# First-Time Outdoor Grow (PICS)



## Irie (Sep 19, 2006)

Hey all, this is my first Outdoor grow that Im fallowing through.. Here are a few pictures, the seed was just a random seed.. Feedback is much wanted!!















Sorry if it takes awhile to load guys my server has been a little iffy lately.. Let the feedback roll in from the Vets!

Irie


----------



## Bojok (Sep 19, 2006)

Nice plant there. Keep doin watcha doin. Things are looking good.


----------



## Irie (Sep 19, 2006)

Thanks, It still has a good while till its anywhere near done.. I shall keep everyone updated...

Feedback is still apreciated Greatly!

IrieEyed


----------



## skunk (Sep 19, 2006)

very nice job so far . what nutes are you using ? just asking cause it looks like you need a little more phosphate to there diet with your puple bud and stems.


----------



## Irie (Sep 19, 2006)

What im using is 10,52,10  52%phosphate, I have been using half strength every 7 days ( thinking about over fertalization ), do you think I should switch to full?

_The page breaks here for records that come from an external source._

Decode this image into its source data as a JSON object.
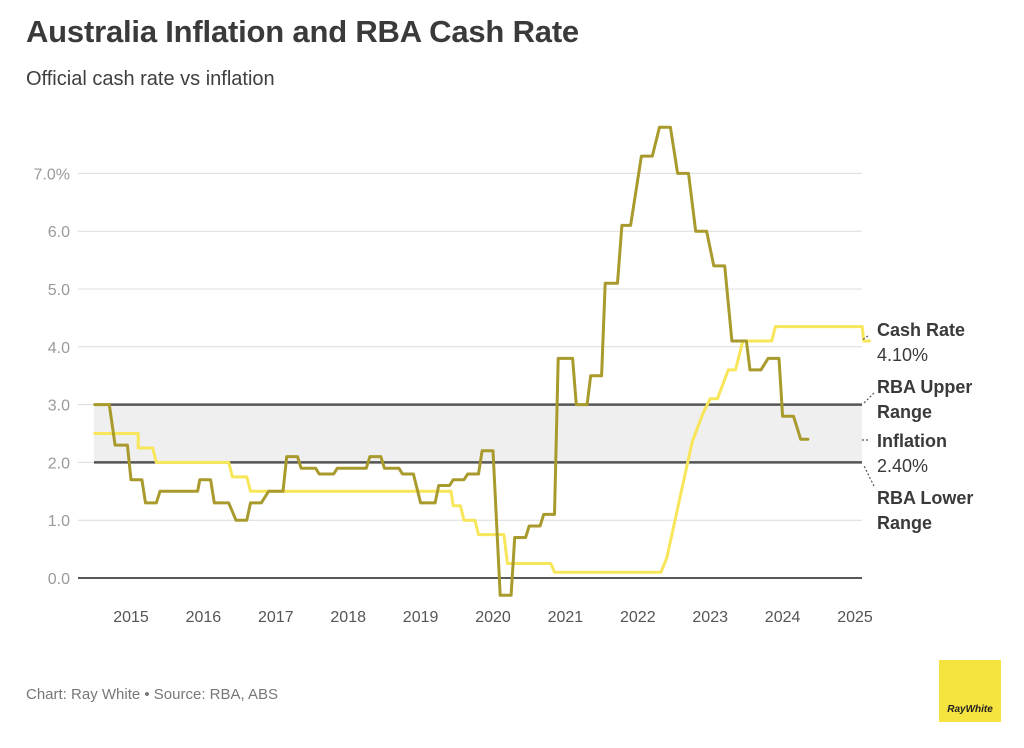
{
  "header": {
    "title": "Australia Inflation and RBA Cash Rate",
    "subtitle": "Official cash rate vs inflation"
  },
  "footer": {
    "credit": "Chart: Ray White • Source: RBA, ABS",
    "logo_text": "RayWhite"
  },
  "colors": {
    "cash_rate": "#f7e55a",
    "inflation": "#a89a2c",
    "range_band": "#efefef",
    "range_lines": "#555555",
    "logo": "#f5e33f"
  },
  "chart_data": {
    "type": "line",
    "title": "Australia Inflation and RBA Cash Rate",
    "subtitle": "Official cash rate vs inflation",
    "y_ticks": [
      "0.0",
      "1.0",
      "2.0",
      "3.0",
      "4.0",
      "5.0",
      "6.0",
      "7.0%"
    ],
    "x_ticks": [
      "2015",
      "2016",
      "2017",
      "2018",
      "2019",
      "2020",
      "2021",
      "2022",
      "2023",
      "2024",
      "2025"
    ],
    "ylim": [
      0,
      7.8
    ],
    "xlim": [
      2014.3,
      2025.3
    ],
    "grid": true,
    "reference_band": {
      "lower": 2.0,
      "upper": 3.0
    },
    "series": [
      {
        "name": "Cash Rate",
        "value_label": "4.10%",
        "color": "#f7e55a",
        "points": [
          [
            2014.5,
            2.5
          ],
          [
            2015.1,
            2.5
          ],
          [
            2015.1,
            2.25
          ],
          [
            2015.3,
            2.25
          ],
          [
            2015.35,
            2.0
          ],
          [
            2016.35,
            2.0
          ],
          [
            2016.4,
            1.75
          ],
          [
            2016.6,
            1.75
          ],
          [
            2016.65,
            1.5
          ],
          [
            2019.42,
            1.5
          ],
          [
            2019.45,
            1.25
          ],
          [
            2019.55,
            1.25
          ],
          [
            2019.6,
            1.0
          ],
          [
            2019.75,
            1.0
          ],
          [
            2019.8,
            0.75
          ],
          [
            2020.15,
            0.75
          ],
          [
            2020.2,
            0.25
          ],
          [
            2020.8,
            0.25
          ],
          [
            2020.85,
            0.1
          ],
          [
            2022.32,
            0.1
          ],
          [
            2022.4,
            0.35
          ],
          [
            2022.75,
            2.35
          ],
          [
            2022.9,
            2.85
          ],
          [
            2023.0,
            3.1
          ],
          [
            2023.1,
            3.1
          ],
          [
            2023.25,
            3.6
          ],
          [
            2023.35,
            3.6
          ],
          [
            2023.45,
            4.1
          ],
          [
            2023.85,
            4.1
          ],
          [
            2023.9,
            4.35
          ],
          [
            2025.1,
            4.35
          ],
          [
            2025.12,
            4.1
          ],
          [
            2025.2,
            4.1
          ]
        ]
      },
      {
        "name": "Inflation",
        "value_label": "2.40%",
        "color": "#a89a2c",
        "points": [
          [
            2014.5,
            3.0
          ],
          [
            2014.7,
            3.0
          ],
          [
            2014.78,
            2.3
          ],
          [
            2014.95,
            2.3
          ],
          [
            2015.0,
            1.7
          ],
          [
            2015.15,
            1.7
          ],
          [
            2015.2,
            1.3
          ],
          [
            2015.35,
            1.3
          ],
          [
            2015.4,
            1.5
          ],
          [
            2015.8,
            1.5
          ],
          [
            2015.92,
            1.5
          ],
          [
            2015.95,
            1.7
          ],
          [
            2016.1,
            1.7
          ],
          [
            2016.15,
            1.3
          ],
          [
            2016.35,
            1.3
          ],
          [
            2016.45,
            1.0
          ],
          [
            2016.6,
            1.0
          ],
          [
            2016.65,
            1.3
          ],
          [
            2016.8,
            1.3
          ],
          [
            2016.9,
            1.5
          ],
          [
            2017.1,
            1.5
          ],
          [
            2017.15,
            2.1
          ],
          [
            2017.3,
            2.1
          ],
          [
            2017.35,
            1.9
          ],
          [
            2017.55,
            1.9
          ],
          [
            2017.6,
            1.8
          ],
          [
            2017.8,
            1.8
          ],
          [
            2017.85,
            1.9
          ],
          [
            2018.25,
            1.9
          ],
          [
            2018.3,
            2.1
          ],
          [
            2018.45,
            2.1
          ],
          [
            2018.5,
            1.9
          ],
          [
            2018.7,
            1.9
          ],
          [
            2018.75,
            1.8
          ],
          [
            2018.9,
            1.8
          ],
          [
            2019.0,
            1.3
          ],
          [
            2019.2,
            1.3
          ],
          [
            2019.25,
            1.6
          ],
          [
            2019.4,
            1.6
          ],
          [
            2019.45,
            1.7
          ],
          [
            2019.6,
            1.7
          ],
          [
            2019.65,
            1.8
          ],
          [
            2019.8,
            1.8
          ],
          [
            2019.85,
            2.2
          ],
          [
            2020.0,
            2.2
          ],
          [
            2020.1,
            -0.3
          ],
          [
            2020.25,
            -0.3
          ],
          [
            2020.3,
            0.7
          ],
          [
            2020.45,
            0.7
          ],
          [
            2020.5,
            0.9
          ],
          [
            2020.65,
            0.9
          ],
          [
            2020.7,
            1.1
          ],
          [
            2020.85,
            1.1
          ],
          [
            2020.9,
            3.8
          ],
          [
            2021.1,
            3.8
          ],
          [
            2021.15,
            3.0
          ],
          [
            2021.3,
            3.0
          ],
          [
            2021.35,
            3.5
          ],
          [
            2021.5,
            3.5
          ],
          [
            2021.55,
            5.1
          ],
          [
            2021.72,
            5.1
          ],
          [
            2021.78,
            6.1
          ],
          [
            2021.9,
            6.1
          ],
          [
            2022.05,
            7.3
          ],
          [
            2022.2,
            7.3
          ],
          [
            2022.3,
            7.8
          ],
          [
            2022.45,
            7.8
          ],
          [
            2022.55,
            7.0
          ],
          [
            2022.7,
            7.0
          ],
          [
            2022.8,
            6.0
          ],
          [
            2022.95,
            6.0
          ],
          [
            2023.05,
            5.4
          ],
          [
            2023.2,
            5.4
          ],
          [
            2023.3,
            4.1
          ],
          [
            2023.5,
            4.1
          ],
          [
            2023.55,
            3.6
          ],
          [
            2023.7,
            3.6
          ],
          [
            2023.8,
            3.8
          ],
          [
            2023.95,
            3.8
          ],
          [
            2024.0,
            2.8
          ],
          [
            2024.15,
            2.8
          ],
          [
            2024.25,
            2.4
          ],
          [
            2024.35,
            2.4
          ]
        ]
      }
    ],
    "annotations": [
      {
        "text": [
          "Cash Rate",
          "4.10%"
        ],
        "y": 4.1
      },
      {
        "text": [
          "RBA Upper",
          "Range"
        ],
        "y": 3.0
      },
      {
        "text": [
          "Inflation",
          "2.40%"
        ],
        "y": 2.4
      },
      {
        "text": [
          "RBA Lower",
          "Range"
        ],
        "y": 2.0
      }
    ]
  }
}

Thanks for the help its much apreciated mang!


----------



## KADE (Sep 19, 2006)

i think u'll be fine at full dose.....  I've always used it...


----------



## Irie (Sep 19, 2006)

Yea im going to have to change it up a bit.. Thanks for all the feedback, the board seems to have some life to it now..

Irie


----------



## skunk (Sep 19, 2006)

yes i would . but it  sounds like your using miracle grow . i would go to lowes and get some organic triple phoshate. if not go ahead and double dose it but nothing at your last 2 weeks of flowering .


----------



## KADE (Sep 19, 2006)

I'll always get around to a post... I'm on the site 2-3 times a day right now.. since i'm on EI and have nothing better to do.


----------



## skunk (Sep 19, 2006)

anyone for checkers while were here lol.


----------



## KADE (Sep 19, 2006)

i'm more of a holdem fan


----------



## Irie (Sep 19, 2006)

Your right I am using a Miracle Grow type phoshate but not that brand.. Its organic, but maybe I need to go to a bit more shopping at lowes.. Thanks on the info.. This is 100% outdoors, its pretty got here in Cali atm around 80+ a day..


----------



## Irie (Sep 19, 2006)

I wish I was good at card games, never really got to into them..


----------



## AeroTX (Sep 20, 2006)

I hate card games, I need animation!!!! Anyway, looks, good and I wish I had known that purple stems meant lack of phosphate. That would explain one of the plants in my last batch. Does Lowes really have a good selection? I always go to texas hydroponics, and a place called bright ideas. I'm sure there are shops liek that near you.


----------



## Irie (Sep 20, 2006)

Oh yea we have alot of hydro shops, ill be making my rounds tommarow.. I wish I knew what strain this is, I dont really care none the less.. Looking like it may be a Sativa strain but hey this is me first time


----------



## THE BROTHER'S GRUNT (Sep 20, 2006)

*Your lady friend looks great. Keep it up.  *


----------



## astra007 (Sep 22, 2006)

thought i posted, im loosing it.  you have a pure sativa dom.  possibly a purple sativa hybrid.  the bud resembles godbud or sweetgod which is 75% sativa.  the sweetgod that is = sweettooth x godbud


----------



## cabby1 (Sep 25, 2006)

so hows ur beauty irie?


----------



## Irie (Sep 27, 2006)

cabby1 said:
			
		

> so hows ur beauty irie?



I will go take a few pictures in a minute or two.. Its been almost 2 weeks.. Their looking beautiful.


----------



## cabby1 (Sep 30, 2006)

any new pics irie?


----------



## Irie (Oct 4, 2006)

Aw Cabby im sorry on the lag man, ill put some up tommarow after I get out of work.. dont even worry ;]


----------



## Your Moms Box (Oct 10, 2006)

Liar liar pants on fire.... haha


----------



## cabby1 (Oct 10, 2006)

Your Moms Box said:
			
		

> Liar liar pants on fire.... haha


 
ditto


----------



## Tonto (Oct 10, 2006)

Pics, man!!


----------



## THE BROTHER'S GRUNT (Oct 11, 2006)

*We want pics, We want pics, We want pics, and the chant continues.   Hey Irie i think everyone wants pics.  *


----------



## Irie (Oct 23, 2006)

I accually harvested a week ago, and in the proccess of drying. Still buds on the plant, they look WAY better then the ones i Clipped.. Im sorry about the flix my camera is broke, but ill FOR SURE get some in the next 2 days, of the plant as it is now, and some of the nugs.


irie


----------



## Tonto (Oct 23, 2006)

You are just like a woman, leading me on so.


----------